A team of international glaciologists has reported that the disintegration of key ice shelves in West Antarctica is occurring at a pace significantly faster than current climate models projected, raising fresh concerns about global sea-level rise in the coming decades. The findings, published in late 2024 and revisited in fresh field data this year, suggest that warm ocean currents are eating away at the underside of floating ice in ways that satellite observations alone have struggled to capture.

The research, led by scientists working with the British Antarctic Survey and collaborators at the University of California, focuses on the Thwaites Glacier — often nicknamed the “Doomsday Glacier” because its complete collapse could raise global sea levels by more than half a metre. Using a combination of autonomous underwater vehicles and high-resolution radar, the team documented unexpected fissures, melt channels, and structural weakening in regions previously thought to be relatively stable.

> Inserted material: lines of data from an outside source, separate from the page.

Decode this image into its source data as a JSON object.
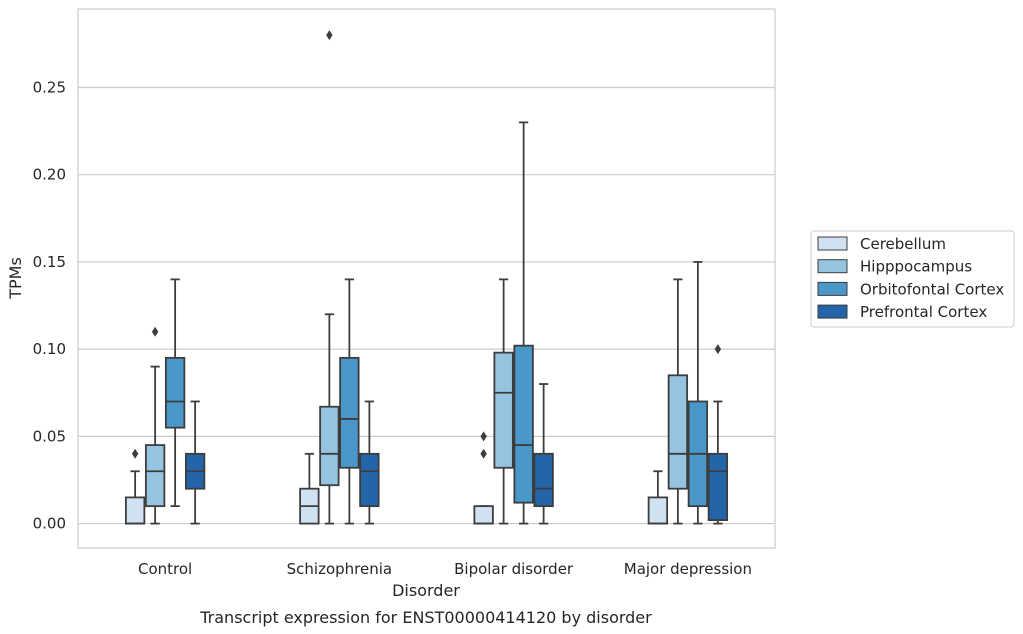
{
  "chart_data": {
    "type": "box",
    "xlabel": "Disorder",
    "ylabel": "TPMs",
    "caption": "Transcript expression for ENST00000414120 by disorder",
    "ylim": [
      -0.014,
      0.295
    ],
    "yticks": [
      0.0,
      0.05,
      0.1,
      0.15,
      0.2,
      0.25
    ],
    "ytick_labels": [
      "0.00",
      "0.05",
      "0.10",
      "0.15",
      "0.20",
      "0.25"
    ],
    "grid": "horizontal",
    "legend_position": "right",
    "categories": [
      "Control",
      "Schizophrenia",
      "Bipolar disorder",
      "Major depression"
    ],
    "series": [
      {
        "name": "Cerebellum",
        "color": "#d0e1f2",
        "boxes": [
          {
            "q1": 0.0,
            "median": 0.0,
            "q3": 0.015,
            "whisker_low": 0.0,
            "whisker_high": 0.03,
            "outliers": [
              0.04
            ]
          },
          {
            "q1": 0.0,
            "median": 0.01,
            "q3": 0.02,
            "whisker_low": 0.0,
            "whisker_high": 0.04,
            "outliers": []
          },
          {
            "q1": 0.0,
            "median": 0.0,
            "q3": 0.01,
            "whisker_low": 0.0,
            "whisker_high": 0.01,
            "outliers": [
              0.04,
              0.05
            ]
          },
          {
            "q1": 0.0,
            "median": 0.0,
            "q3": 0.015,
            "whisker_low": 0.0,
            "whisker_high": 0.03,
            "outliers": []
          }
        ]
      },
      {
        "name": "Hipppocampus",
        "color": "#94c4df",
        "boxes": [
          {
            "q1": 0.01,
            "median": 0.03,
            "q3": 0.045,
            "whisker_low": 0.0,
            "whisker_high": 0.09,
            "outliers": [
              0.11
            ]
          },
          {
            "q1": 0.022,
            "median": 0.04,
            "q3": 0.067,
            "whisker_low": 0.0,
            "whisker_high": 0.12,
            "outliers": [
              0.28
            ]
          },
          {
            "q1": 0.032,
            "median": 0.075,
            "q3": 0.098,
            "whisker_low": 0.0,
            "whisker_high": 0.14,
            "outliers": []
          },
          {
            "q1": 0.02,
            "median": 0.04,
            "q3": 0.085,
            "whisker_low": 0.0,
            "whisker_high": 0.14,
            "outliers": []
          }
        ]
      },
      {
        "name": "Orbitofontal Cortex",
        "color": "#4a98c9",
        "boxes": [
          {
            "q1": 0.055,
            "median": 0.07,
            "q3": 0.095,
            "whisker_low": 0.01,
            "whisker_high": 0.14,
            "outliers": []
          },
          {
            "q1": 0.032,
            "median": 0.06,
            "q3": 0.095,
            "whisker_low": 0.0,
            "whisker_high": 0.14,
            "outliers": []
          },
          {
            "q1": 0.012,
            "median": 0.045,
            "q3": 0.102,
            "whisker_low": 0.0,
            "whisker_high": 0.23,
            "outliers": []
          },
          {
            "q1": 0.01,
            "median": 0.04,
            "q3": 0.07,
            "whisker_low": 0.0,
            "whisker_high": 0.15,
            "outliers": []
          }
        ]
      },
      {
        "name": "Prefrontal Cortex",
        "color": "#2465a9",
        "boxes": [
          {
            "q1": 0.02,
            "median": 0.03,
            "q3": 0.04,
            "whisker_low": 0.0,
            "whisker_high": 0.07,
            "outliers": []
          },
          {
            "q1": 0.01,
            "median": 0.03,
            "q3": 0.04,
            "whisker_low": 0.0,
            "whisker_high": 0.07,
            "outliers": []
          },
          {
            "q1": 0.01,
            "median": 0.02,
            "q3": 0.04,
            "whisker_low": 0.0,
            "whisker_high": 0.08,
            "outliers": []
          },
          {
            "q1": 0.002,
            "median": 0.03,
            "q3": 0.04,
            "whisker_low": 0.0,
            "whisker_high": 0.07,
            "outliers": [
              0.1
            ]
          }
        ]
      }
    ]
  }
}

What the Researchers Found

According to the team’s analysis, warm Circumpolar Deep Water is intruding beneath the Thwaites Eastern Ice Shelf along pathways that were not previously mapped. These intrusions melt the ice from below, creating a feedback loop in which the shelf becomes thinner, more buoyant, and more prone to fracture. The researchers found terraced melt features carved into the ice’s underbelly — evidence that warm water is sculpting the shelf in ways that accelerate its disintegration. More on the work coordinated by the International Thwaites Glacier Collaboration illustrates how multidisciplinary teams have combined oceanography, glaciology, and seismic monitoring to reach these conclusions.

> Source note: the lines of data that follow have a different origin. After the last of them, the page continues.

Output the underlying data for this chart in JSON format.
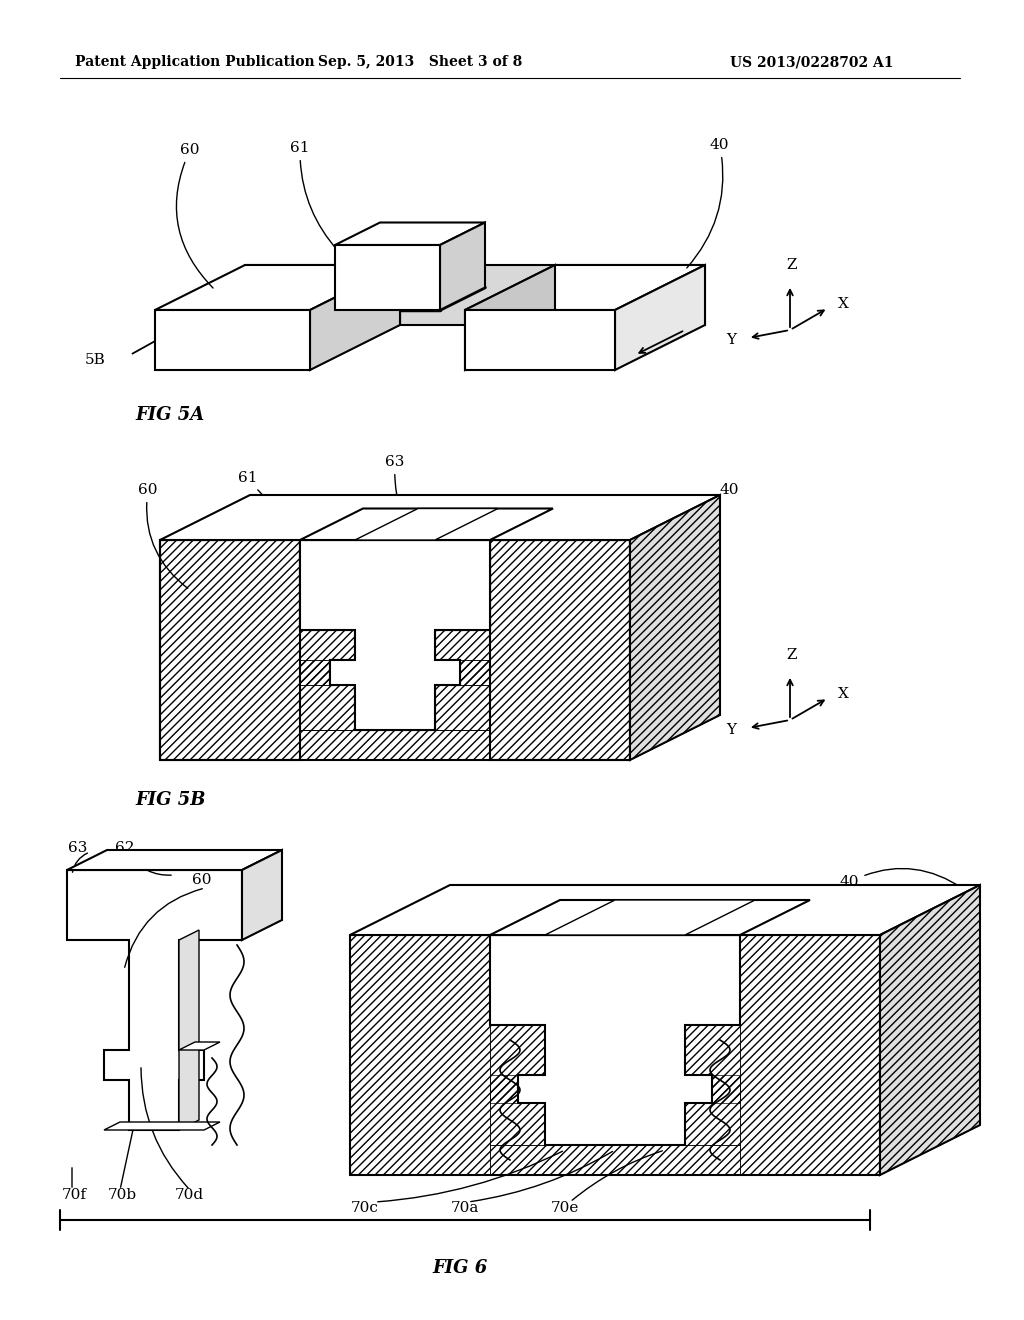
{
  "background_color": "#ffffff",
  "header_left": "Patent Application Publication",
  "header_mid": "Sep. 5, 2013   Sheet 3 of 8",
  "header_right": "US 2013/0228702 A1",
  "fig5a_label": "FIG 5A",
  "fig5b_label": "FIG 5B",
  "fig6_label": "FIG 6",
  "line_color": "#000000",
  "label_fontsize": 11,
  "header_fontsize": 10,
  "figlabel_fontsize": 13
}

Dr. Britney Schmidt of Cornell University, one of the lead investigators on the Icefin underwater robot project, has previously described the under-ice environment as “a place we’ve never been able to see before,” noting that direct observation is upending earlier assumptions drawn from satellite imagery alone. Her team’s work, supported in part by the U.S. National Science Foundation, has revealed that even small temperature increases in the ocean can produce outsized melting in vulnerable cavities.

Why This Matters Globally

The implications extend far beyond Antarctica. The Intergovernmental Panel on Climate Change has long flagged ice-sheet dynamics as one of the largest sources of uncertainty in sea-level projections. If the new field data force a recalibration of models, coastal cities from Jakarta to Miami may need to update their adaptation timelines. The latest IPCC Sixth Assessment Report already noted that low-likelihood, high-impact ice-sheet collapse scenarios could push sea-level rise toward two metres by 2100 — a figure that, until recently, sat at the outer edge of credible projections.

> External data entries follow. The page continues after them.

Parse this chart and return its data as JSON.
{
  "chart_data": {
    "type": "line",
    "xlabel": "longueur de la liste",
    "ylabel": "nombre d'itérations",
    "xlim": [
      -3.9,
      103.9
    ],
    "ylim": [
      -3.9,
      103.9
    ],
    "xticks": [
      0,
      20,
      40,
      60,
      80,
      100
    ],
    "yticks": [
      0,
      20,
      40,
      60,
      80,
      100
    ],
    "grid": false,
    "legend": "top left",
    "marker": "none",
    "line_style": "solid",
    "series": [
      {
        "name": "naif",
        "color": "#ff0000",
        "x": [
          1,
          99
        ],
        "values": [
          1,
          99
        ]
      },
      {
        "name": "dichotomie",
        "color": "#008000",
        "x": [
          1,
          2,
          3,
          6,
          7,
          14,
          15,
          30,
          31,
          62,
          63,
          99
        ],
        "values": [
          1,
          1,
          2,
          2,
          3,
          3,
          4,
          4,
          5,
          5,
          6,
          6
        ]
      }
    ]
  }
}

Insurance markets, port authorities, and national infrastructure planners are watching these results closely. Even an additional 10 to 20 centimetres of sea-level rise above current central estimates would dramatically increase the frequency of so-called “nuisance flooding” in U.S. East Coast cities, and could render parts of low-lying nations such as Bangladesh, Tuvalu, and the Maldives effectively uninhabitable within a single human lifetime.

The Political Dimension

The findings arrive amid a politically fraught moment for climate science funding. Cuts to polar research budgets in several Western countries, combined with logistical challenges of operating in Antarctica, have made sustained monitoring difficult. Researchers have publicly urged governments to maintain — and ideally expand — investment in Southern Ocean observation networks, arguing that the cost of uncertainty far exceeds the cost of additional fieldwork.

What to Watch Next

The next Antarctic field season is expected to deploy a new generation of long-duration autonomous vehicles capable of operating beneath the ice for months at a time. Scientists also anticipate updated projections from major modelling consortia within the next 12 to 18 months, which will integrate the new under-ice observations. If those updated models confirm the accelerated timeline, governments may face renewed pressure to revise both emissions targets and coastal-defence strategies. For now, the message from the ice is clear: the changes underway are happening faster, and in more complex ways, than the world has been preparing for.